Apalagi untuk Local Safety Induction maka departemen terkaitlah yang lebih paham seluk beluk dan potensi bahaya yang berada lingkup pekerjaannya. Jadi wewenang pemberian pelatihan safety induction sebaiknya disampaikan oleh masing-masing departemen perusahaan.

Safety induction ini disampaikan di tempat tertentu dengan disesuaikan jumlah peserta yang akan mengikutinya. Dan materi safety induction yang disampaikan sebaiknya menggunakan alat bantu atau alat peraga sehingga memudahkan transfer materi yang disampaikan, misalnya poster K3, rambu-rambu K3, brosur, media power point, dan audio visual.

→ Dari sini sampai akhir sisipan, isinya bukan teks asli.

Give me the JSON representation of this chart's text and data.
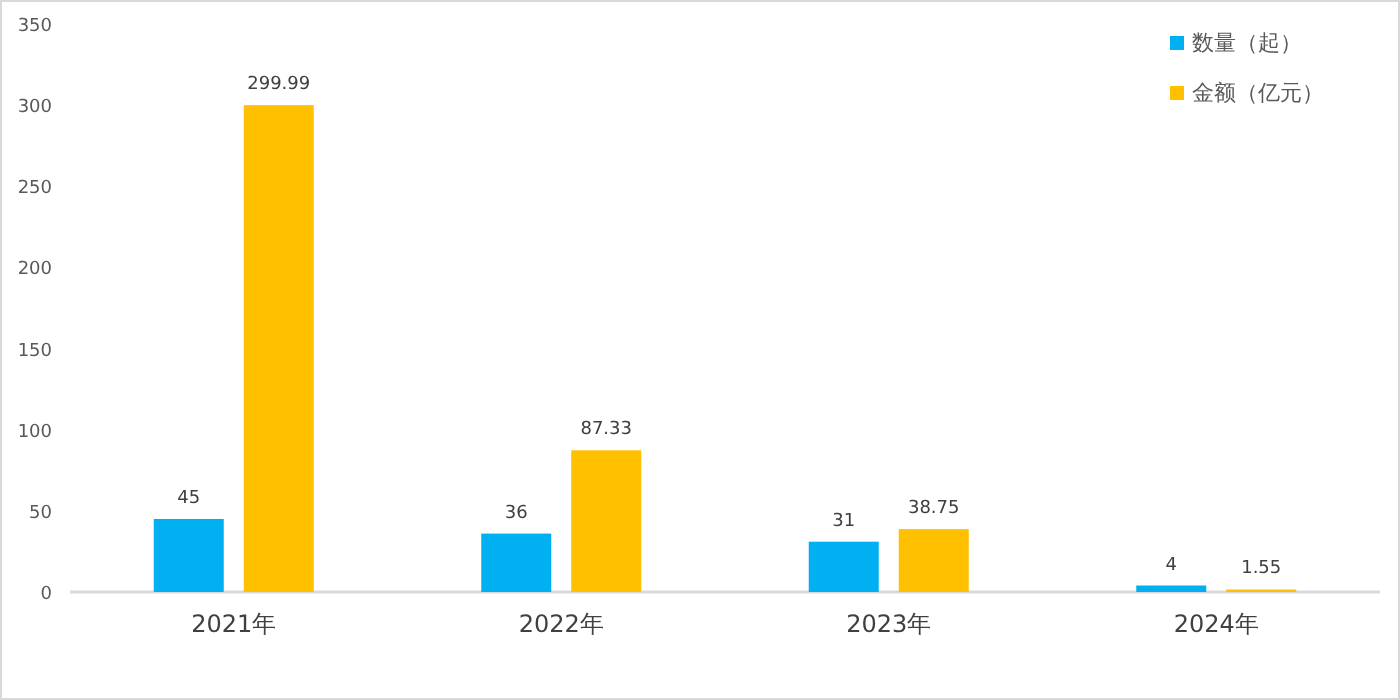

Jadi sudah cukup jelas mengenai pentingnya Safety Induction. Selain menjalankan amanat UU No. 1 Tahun 1970 tentang Keselamatan Kerja, juga sebagai langkah pencegahan agar perusahaan dan pekerjanya tidak mengalami kerugian akibat kecelakaan yang disebabkan oleh kurangnya pengetahuan pekerja/tamu akan keselamatan dan kesehatan kerja disuatu perusahaan.

Demikianlah penjelasan mengenai seperti apa itu safety induction, tujuan pemberian materi safety induction, landasan hukumnya, jenis-jenisnya, dan poin penting yang disampaikan saat safety induction. Semoga bermanfaat untuk para pembaca.